Nutini, 27, hasn’t exactly been idle since his last major appearance, at an Olympics event in Hyde Park in 2012. That gig, he says, wasn’t his finest moment (though the thousands of fans I saw enjoying themselves might disagree).

“I was playing with Snow Patrol and Duran Duran, but my songs are not singalong epics like Chasing Cars or Rio. I felt like the black sheep.”

If such self-doubt is typical of Nutini, who is engaging company despite a tendency to ramble, his insecurities may shortly be banished for good. In the five years since Sunny Side Up, he has been writing for his third album, Caustic Love.

Out now, and on course to become the fastest-selling album of 2014 when it charts this Sunday, the record is his best yet, embracing a more modern sound and adding greater emotional grit.

Paolo’s voice retains its distinctive Celtic lilt, but his songs now lean more heavily on contemporary American styles, with the processed rhythms of hip-hop and RandB thrown into the mix alongside the acoustic textures and heartbreak ballads of old.

Among the highlights are gospel lament Better Man and the Marvin Gaye-like Diana, a moody piece that showcases Nutini’s soulful falsetto but might alienate the more pop-orientated sections of his audience. The singer also explores new terrain on Let Me Down Easy, which samples a Bettye LaVette hit, and the funky, electronic Fashion, which features a dazzling rap from Janelle Monae.

“Janelle is wildly entertaining,” Paolo enthuses. “She has real class, and can get her picture on the front of glossy magazines without having to behave like Miley Cyrus.”

The last act signed to Atlantic Records by the late Ahmet Ertegun, legendary label boss behind the success of Ray Charles, Otis Redding and Aretha Franklin, Nutini has come a long way since his 2006 debut album These Streets.

Back then, Ertegun hailed him as “the most promising artist we’ve had in years”. Now, with Caustic Love, Paolo is fully justifying his mentor’s faith — with a healthier perspective on fame.

“Some people say I’m lucky to have escaped the life that my dad had, working in a fish-and-chip shop, but I don’t see it like that.

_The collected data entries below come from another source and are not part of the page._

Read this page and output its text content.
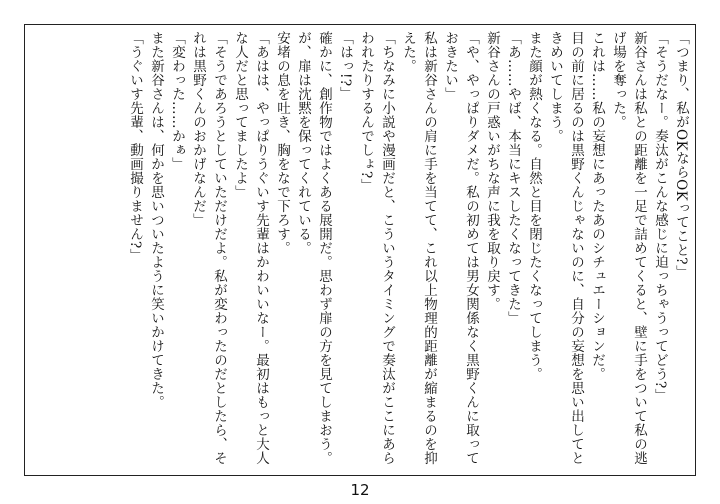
「つまり、私がOKならOKってこと?」

「そうだなー。奏汰がこんな感じに迫っちゃうってどう?」

新谷さんは私との距離を一足で詰めてくると、壁に手をついて私の逃げ場を奪った。

これは……私の妄想にあったあのシチュエーションだ。

目の前に居るのは黒野くんじゃないのに、自分の妄想を思い出してときめいてしまう。

また顔が熱くなる。自然と目を閉じたくなってしまう。

「あ……やば、本当にキスしたくなってきた」

新谷さんの戸惑いがちな声に我を取り戻す。

「や、やっぱりダメだ。私の初めては男女関係なく黒野くんに取っておきたい」

私は新谷さんの肩に手を当てて、これ以上物理的距離が縮まるのを抑えた。

「ちなみに小説や漫画だと、こういうタイミングで奏汰がここにあらわれたりするんでしょ?」

「はっ!?」

確かに、創作物ではよくある展開だ。思わず扉の方を見てしまおう。が、扉は沈黙を保ってくれている。

安堵の息を吐き、胸をなで下ろす。

「あはは、やっぱりうぐいす先輩はかわいいなー。最初はもっと大人な人だと思ってましたよ」

「そうであろうとしていただけだよ。私が変わったのだとしたら、それは黒野くんのおかげなんだ」

「変わった……かぁ」

また新谷さんは、何かを思いついたように笑いかけてきた。

「うぐいす先輩、動画撮りません?」

12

If I’d followed in his footsteps, I’d be running my own business. It wouldn’t have been like going down a mine!

“I’m still involved in the shop. The decor hasn’t changed since the Fifties, but I’m trying to move things forward without losing the charm. I can’t go in and start cooking fish suppers or deep-frying Mars Bars, but the shop is something I’m very proud of.

“I’m lucky to have had good male role models in my grandfather and my dad. My dad is a bright guy. He can look into the mirror above the fryer and be happy at the man staring back. A lot of the good in me, the honesty and romance, comes from him.’